Not that again. It’s her kiss-off line, her signal she’s about to leave. She turns away from me, walking back toward the house, and I follow, working to keep pace with her fast strides. After a good hundred yards, she stops and swings around to face me, her expression one of anger as she huffs, “What I still don’t understand is why.”
“Why what?”
“Why you left me to go fuck someone else.”
“That’s not why I—”
“I know you think you left for some noble reason. You left to ‘free me’ or some bullshit, but did you actually believe that breaking up with me would make me stop loving you?”
Oh God, what a thing to say. Those words are sadder than any coyote song. I stare at her, dumbstruck. She turns and storms away. Jogging to catch up, I nearly run straight into her when she halts and turns on me again.
“Did you never feel that way for me? Because if you had, it wouldn’t have been so easy for you to leave.”
“It wasn’t easy—”
“You thought you could spare me by hurting me? Jesus Christ! What is wrong with you?” She scowls at me, and the hurt in her eyes breaks my heart. A lump forms in my throat, making it impossible to speak as a single tear trickles from the corner of her eye and traces down the soft slope of her cheek.
She takes a moment, and when she speaks, it’s barely more than a whisper as she tells me, “If you’d died, it would have broken my heart…again. Even after you’d broken my heart the first time, I still would have mourned you. So don’t act like you were being noble, sparing me from caring. I’ve always cared about you. I still care about you, you fucking asshole. I can’t help it. And I hate it. You left me, but you didn’t die, and I hate you for it.”
Another tear escapes, and Dee angrily brushes it away.
Fuck. It was a lot easier to hurt her from eight thousand miles away. Standing here, watching the tears fall down her cheeks, I want to make it better, make it right between us again, and fix this awful mess I made.
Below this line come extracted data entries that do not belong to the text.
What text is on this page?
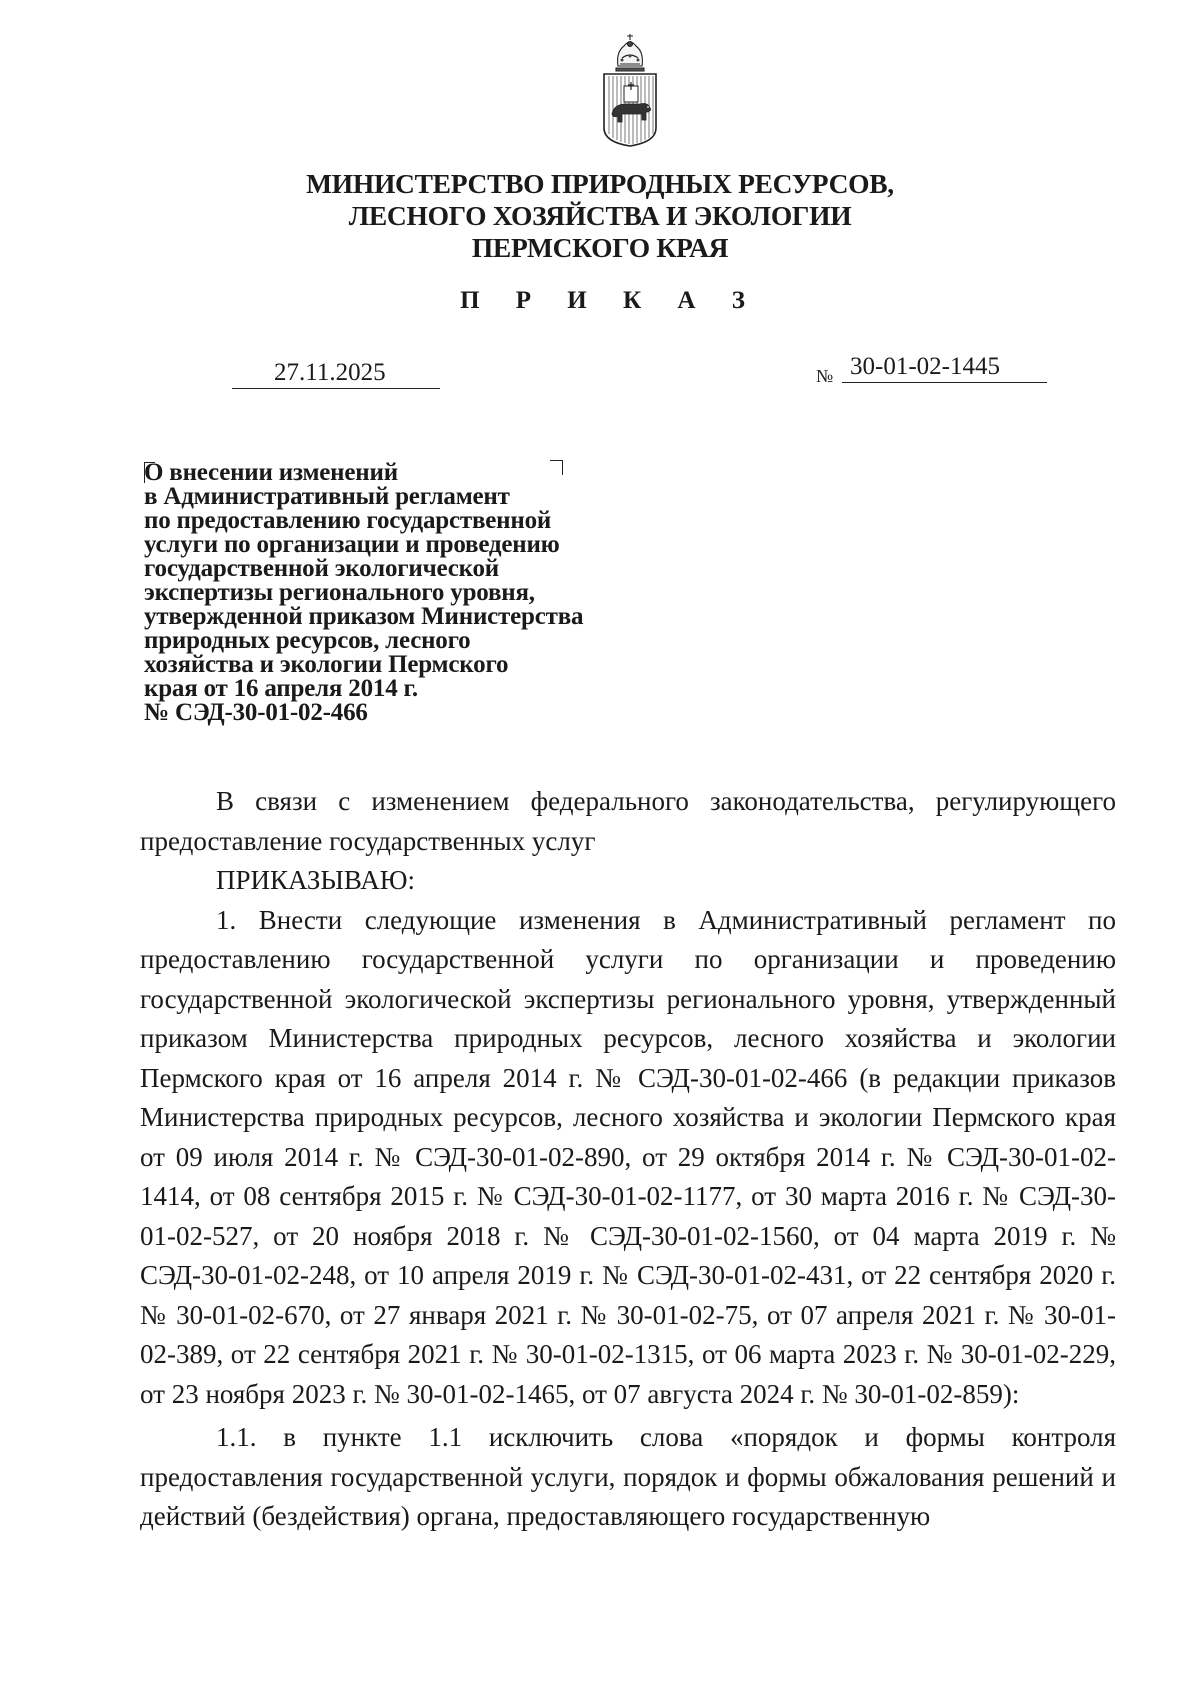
МИНИСТЕРСТВО ПРИРОДНЫХ РЕСУРСОВ,
ЛЕСНОГО ХОЗЯЙСТВА И ЭКОЛОГИИ
ПЕРМСКОГО КРАЯ
П Р И К А З
27.11.2025	№ 30-01-02-1445
О внесении изменений
в Административный регламент
по предоставлению государственной
услуги по организации и проведению
государственной экологической
экспертизы регионального уровня,
утвержденной приказом Министерства
природных ресурсов, лесного
хозяйства и экологии Пермского
края от 16 апреля 2014 г.
№ СЭД-30-01-02-466

В связи с изменением федерального законодательства, регулирующего предоставление государственных услуг

ПРИКАЗЫВАЮ:

1. Внести следующие изменения в Административный регламент по предоставлению государственной услуги по организации и проведению государственной экологической экспертизы регионального уровня, утвержденный приказом Министерства природных ресурсов, лесного хозяйства и экологии Пермского края от 16 апреля 2014 г. № СЭД-30-01-02-466 (в редакции приказов Министерства природных ресурсов, лесного хозяйства и экологии Пермского края от 09 июля 2014 г. № СЭД-30-01-02-890, от 29 октября 2014 г. № СЭД-30-01-02-1414, от 08 сентября 2015 г. № СЭД-30-01-02-1177, от 30 марта 2016 г. № СЭД-30-01-02-527, от 20 ноября 2018 г. № СЭД-30-01-02-1560, от 04 марта 2019 г. № СЭД-30-01-02-248, от 10 апреля 2019 г. № СЭД-30-01-02-431, от 22 сентября 2020 г. № 30-01-02-670, от 27 января 2021 г. № 30-01-02-75, от 07 апреля 2021 г. № 30-01-02-389, от 22 сентября 2021 г. № 30-01-02-1315, от 06 марта 2023 г. № 30-01-02-229, от 23 ноября 2023 г. № 30-01-02-1465, от 07 августа 2024 г. № 30-01-02-859):

1.1. в пункте 1.1 исключить слова «порядок и формы контроля предоставления государственной услуги, порядок и формы обжалования решений и действий (бездействия) органа, предоставляющего государственную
Without even thinking, I hug her. It’s all I know to do. It’s all I’ve ever known to do with Dee. When she’s hurting, I hug her. It’s rote. But the moment my arms wrap around her and pull her against my chest, I know it’s so much more than habit. It’s the first connection I’ve felt with her since I left for war all those years ago.
For a moment, one brief, perfect moment, she lets me hold her. She lets me take a deep breath of the scent of her skin, her hair, and I feel her body melt against mine, surprisingly soft for such a strong woman. A breath saws out of her, and I squeeze her even tighter.
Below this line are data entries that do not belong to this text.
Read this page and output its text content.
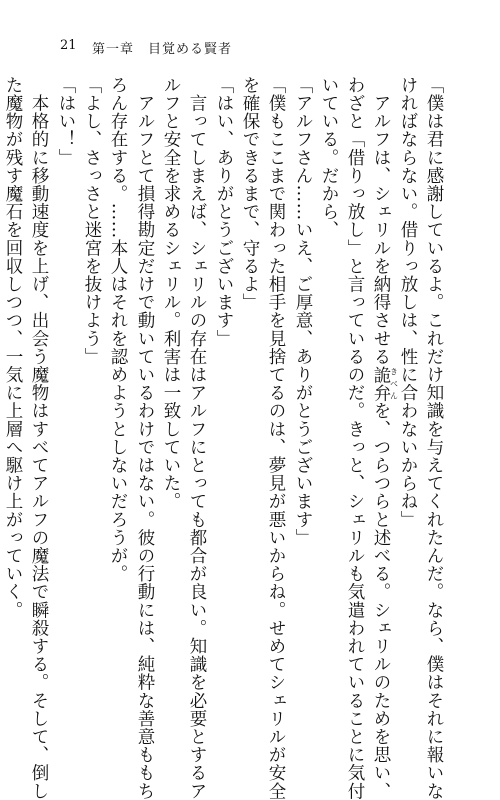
21 第一章　目覚める賢者
「僕は君に感謝しているよ。これだけ知識を与えてくれたんだ。なら、僕はそれに報いな
ければならない。借りっ放しは、性に合わないからね」
　アルフは、シェリルを納得させる詭弁きべんを、つらつらと述べる。シェリルのためを思い、
わざと「借りっ放し」と言っているのだ。きっと、シェリルも気遣われていることに気付
いている。だから、
「アルフさん……いえ、ご厚意、ありがとうございます」
「僕もここまで関わった相手を見捨てるのは、夢見が悪いからね。せめてシェリルが安全
を確保できるまで、守るよ」
「はい、ありがとうございます」
　言ってしまえば、シェリルの存在はアルフにとっても都合が良い。知識を必要とするア
ルフと安全を求めるシェリル。利害は一致していた。
　アルフとて損得勘定だけで動いているわけではない。彼の行動には、純粋な善意ももち
ろん存在する。……本人はそれを認めようとしないだろうが。
「よし、さっさと迷宮を抜けよう」
「はい！」
　本格的に移動速度を上げ、出会う魔物はすべてアルフの魔法で瞬殺する。そして、倒し
た魔物が残す魔石を回収しつつ、一気に上層へ駆け上がっていく。
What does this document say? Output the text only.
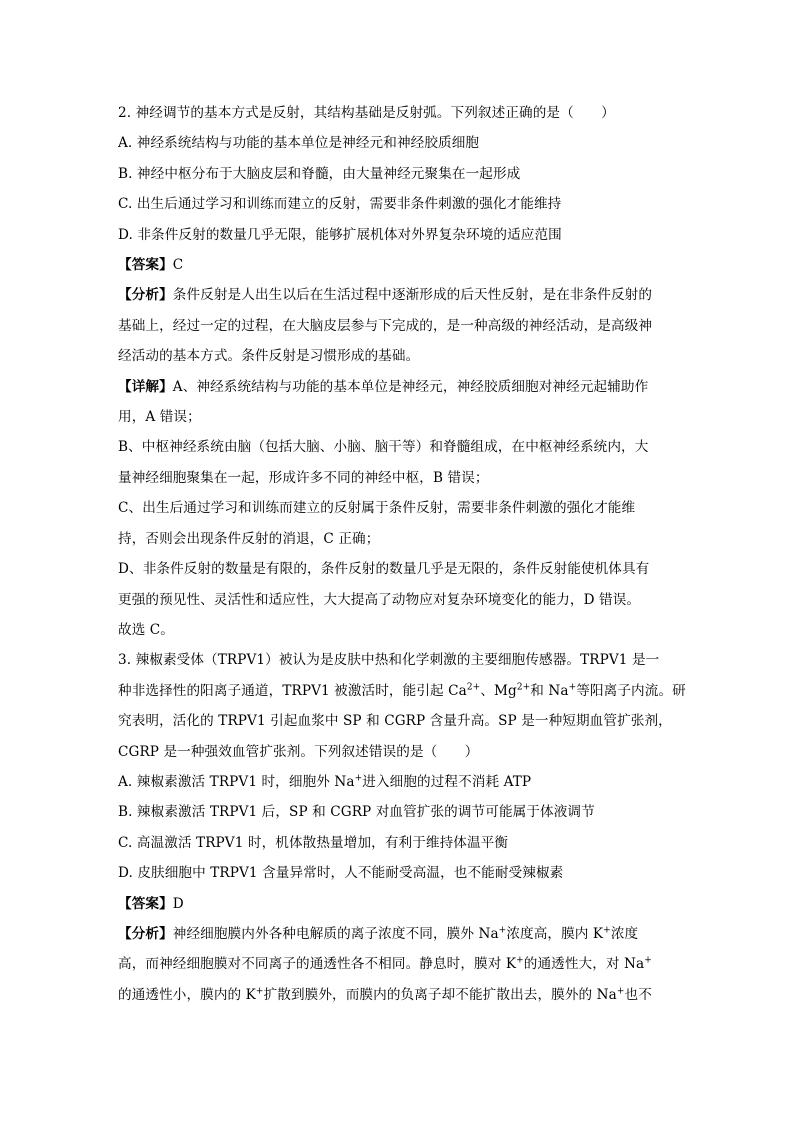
2. 神经调节的基本方式是反射，其结构基础是反射弧。下列叙述正确的是（　　）
A. 神经系统结构与功能的基本单位是神经元和神经胶质细胞
B. 神经中枢分布于大脑皮层和脊髓，由大量神经元聚集在一起形成
C. 出生后通过学习和训练而建立的反射，需要非条件刺激的强化才能维持
D. 非条件反射的数量几乎无限，能够扩展机体对外界复杂环境的适应范围
【答案】C
【分析】条件反射是人出生以后在生活过程中逐渐形成的后天性反射，是在非条件反射的
基础上，经过一定的过程，在大脑皮层参与下完成的，是一种高级的神经活动，是高级神
经活动的基本方式。条件反射是习惯形成的基础。
【详解】A、神经系统结构与功能的基本单位是神经元，神经胶质细胞对神经元起辅助作
用，A 错误；
B、中枢神经系统由脑（包括大脑、小脑、脑干等）和脊髓组成，在中枢神经系统内，大
量神经细胞聚集在一起，形成许多不同的神经中枢，B 错误；
C、出生后通过学习和训练而建立的反射属于条件反射，需要非条件刺激的强化才能维
持，否则会出现条件反射的消退，C 正确；
D、非条件反射的数量是有限的，条件反射的数量几乎是无限的，条件反射能使机体具有
更强的预见性、灵活性和适应性，大大提高了动物应对复杂环境变化的能力，D 错误。
故选 C。
3. 辣椒素受体（TRPV1）被认为是皮肤中热和化学刺激的主要细胞传感器。TRPV1 是一
种非选择性的阳离子通道，TRPV1 被激活时，能引起 $Ca^{2+}$、$Mg^{2+}$和 Na+等阳离子内流。研
究表明，活化的 TRPV1 引起血浆中 SP 和 CGRP 含量升高。SP 是一种短期血管扩张剂，
CGRP 是一种强效血管扩张剂。下列叙述错误的是（　　）
A. 辣椒素激活 TRPV1 时，细胞外 Na+进入细胞的过程不消耗 ATP
B. 辣椒素激活 TRPV1 后，SP 和 CGRP 对血管扩张的调节可能属于体液调节
C. 高温激活 TRPV1 时，机体散热量增加，有利于维持体温平衡
D. 皮肤细胞中 TRPV1 含量异常时，人不能耐受高温，也不能耐受辣椒素
【答案】D
【分析】神经细胞膜内外各种电解质的离子浓度不同，膜外 Na+浓度高，膜内 K+浓度
高，而神经细胞膜对不同离子的通透性各不相同。静息时，膜对 K+的通透性大，对 Na+
的通透性小，膜内的 K+扩散到膜外，而膜内的负离子却不能扩散出去，膜外的 Na+也不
But then the moment ends, and she pushes me away. With one mighty step backward, she glares at me. “What is this? What are you trying to do?”
I play dumb. “Hug you?” While it’s stating the obvious, it’s not entirely true. The moment she melted into my arms, I knew I’d want more, need more from her, with her. I’m desperate to fix what I broke between us, to earn her trust again. I want to get back everything I could have had with her if I hadn’t been such an idiot.
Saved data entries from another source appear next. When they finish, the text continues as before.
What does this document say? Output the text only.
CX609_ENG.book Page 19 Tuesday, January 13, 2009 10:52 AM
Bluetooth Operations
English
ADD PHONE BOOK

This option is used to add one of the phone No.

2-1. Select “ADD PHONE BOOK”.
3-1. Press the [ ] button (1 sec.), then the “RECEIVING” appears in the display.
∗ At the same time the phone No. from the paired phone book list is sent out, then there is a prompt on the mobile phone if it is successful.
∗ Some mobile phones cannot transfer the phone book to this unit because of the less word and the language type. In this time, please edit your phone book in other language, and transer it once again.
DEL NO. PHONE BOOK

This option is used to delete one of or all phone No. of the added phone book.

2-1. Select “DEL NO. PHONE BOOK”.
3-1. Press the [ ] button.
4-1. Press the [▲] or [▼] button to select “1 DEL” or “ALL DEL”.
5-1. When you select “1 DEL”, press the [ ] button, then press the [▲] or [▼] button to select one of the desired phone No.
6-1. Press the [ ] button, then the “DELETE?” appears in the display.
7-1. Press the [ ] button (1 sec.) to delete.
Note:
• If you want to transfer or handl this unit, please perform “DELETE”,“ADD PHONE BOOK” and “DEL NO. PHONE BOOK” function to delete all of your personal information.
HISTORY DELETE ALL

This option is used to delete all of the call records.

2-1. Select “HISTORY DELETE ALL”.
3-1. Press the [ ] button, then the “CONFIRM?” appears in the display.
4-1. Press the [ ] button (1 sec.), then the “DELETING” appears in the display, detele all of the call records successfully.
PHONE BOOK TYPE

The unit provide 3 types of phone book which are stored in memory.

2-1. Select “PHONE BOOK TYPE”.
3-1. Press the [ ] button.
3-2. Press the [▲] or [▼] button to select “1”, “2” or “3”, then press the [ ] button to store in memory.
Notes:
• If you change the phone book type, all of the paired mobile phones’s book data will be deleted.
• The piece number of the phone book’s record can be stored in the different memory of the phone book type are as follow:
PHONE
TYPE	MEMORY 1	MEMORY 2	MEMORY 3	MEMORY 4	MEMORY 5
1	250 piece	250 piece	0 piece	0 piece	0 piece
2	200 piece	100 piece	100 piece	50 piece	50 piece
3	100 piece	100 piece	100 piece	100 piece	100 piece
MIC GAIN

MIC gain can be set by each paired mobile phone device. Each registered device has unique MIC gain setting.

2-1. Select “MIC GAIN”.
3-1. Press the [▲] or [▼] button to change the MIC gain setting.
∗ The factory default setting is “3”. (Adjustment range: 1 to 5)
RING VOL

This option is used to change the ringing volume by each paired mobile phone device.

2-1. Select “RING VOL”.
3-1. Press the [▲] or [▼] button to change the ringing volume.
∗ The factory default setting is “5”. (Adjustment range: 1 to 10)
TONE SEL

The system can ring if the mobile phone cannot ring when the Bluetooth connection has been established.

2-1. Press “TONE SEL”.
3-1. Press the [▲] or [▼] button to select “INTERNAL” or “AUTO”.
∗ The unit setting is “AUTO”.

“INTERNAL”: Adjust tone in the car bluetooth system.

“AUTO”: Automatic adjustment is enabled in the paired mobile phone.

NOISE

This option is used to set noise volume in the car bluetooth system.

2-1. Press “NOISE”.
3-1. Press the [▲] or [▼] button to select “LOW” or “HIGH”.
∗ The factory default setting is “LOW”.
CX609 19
Like she can read all my thoughts in my eyes, she shakes her head, and her sadness turns to anger, a fire sparking deep within. But she doesn’t yell at me. She looks past me to the horizon where the road dips back down toward my mom’s house, and in a painfully soft voice, she says, “This was a mistake.” And with that she brushes her tears away and adds, “This can’t happen again.”
Itching to fight about this, I challenge, “Why not?”
She frowns at me, like I’ve reached a new level of stupidity for not understanding. And maybe I have, but I want her to explain it to me. I need her to talk to me.
She doesn’t though. All she says is, “Goodnight, Rico.” Then she leaves me again, walking double-time down the hill.
This time, I don’t try to match her pace. I let her leave me, keeping an eye on her from afar as she makes it to Mom’s house, gets into her sexy purple muscle car, and takes off down the hill toward town.
When the glow of her taillights disappears into the night, I groan with exhaustion and walk to Drew’s house. I’m about to knock on the door when I hear my son’s laughter inside.
Opening the way in, I catch sight of him and that bright red cast covered in graffiti as he runs through the living room with a wand in his hand, trailing a string with little feathers on the end. Two bumbling cats come rolling and rollicking after him as they give chase.